I wish I could speed up this process!


In the meantime, if your child is stuck in the Long Lag, think back to where you started. Many parents report feeling “defeated” when their child has plateaued. They use terms like “failed” and “unsuccessful,” forgetting how far their child has progressed from the days when they had accidents at school or couldn’t go to day camp — when the whole family’s lives were upended by daytime accidents.

 

I recently received an email from a mom frustrated that her 6-year-old was stuck in the Long Lag despite staunch adherence to Multi-M.O.P.

 

This was a girl who, at age 4, had suffered greatly from the “trifecta,” including 3 or 4 poop accidents per day.
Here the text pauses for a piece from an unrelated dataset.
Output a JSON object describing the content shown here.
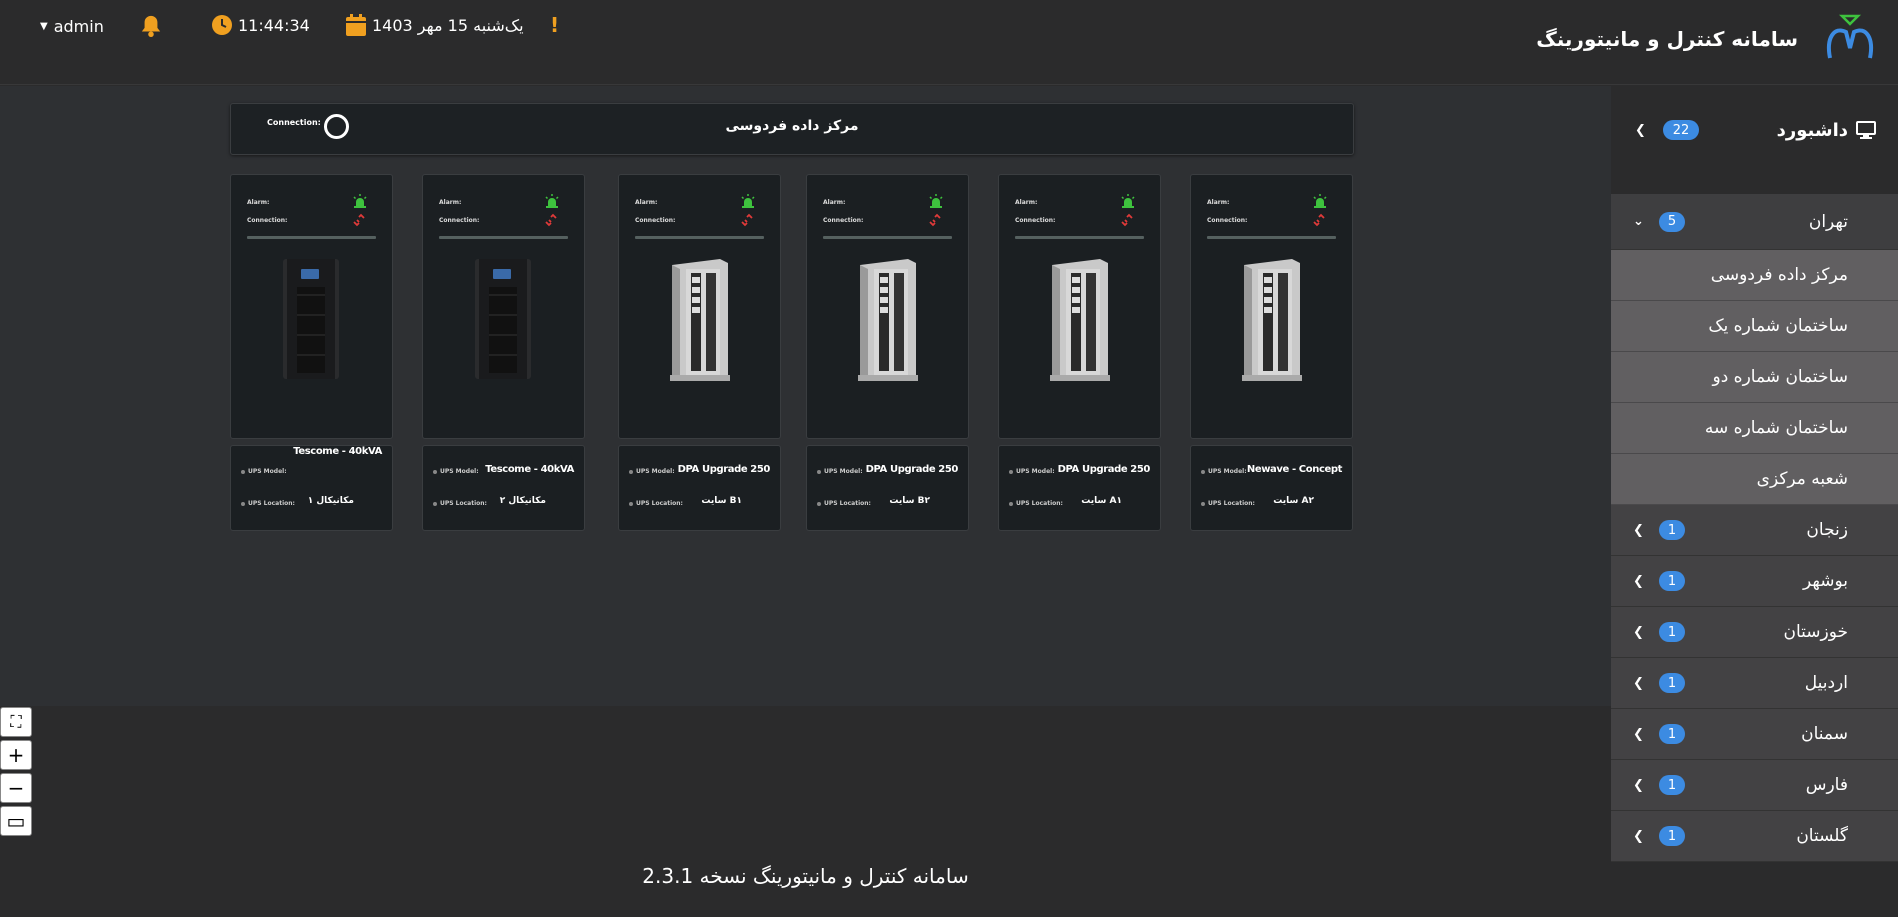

Back then, the mom said, her daughter’s daytime accidents were “affecting her confidence and ability to go to school and majorly having an impact on my mental health.”

 

A Miralax "clean-out,” recommended by the girl’s doctor, had done nothing to reduce the accidents, and neither had 7 months of laxative treatment. When this mom posted her daughter’s x-ray in our private support group, I responded, “This is a significantly dilated and expanded rectum. This will take a while.”

 

I know that's not what any parent wants to hear! And when it proves true, parents feel discouraged.

 

I urged this mom to continue her daughter’s M.O.P. regimen, get an x-ray, and look at the big picture. She took the advice to heart and conceded that she’d forgotten how bad things had been two years earlier.

 

“It’s hard to keep going some days,” she responded, “but seeing how far we’ve come definitely gives me motivation to keep going.”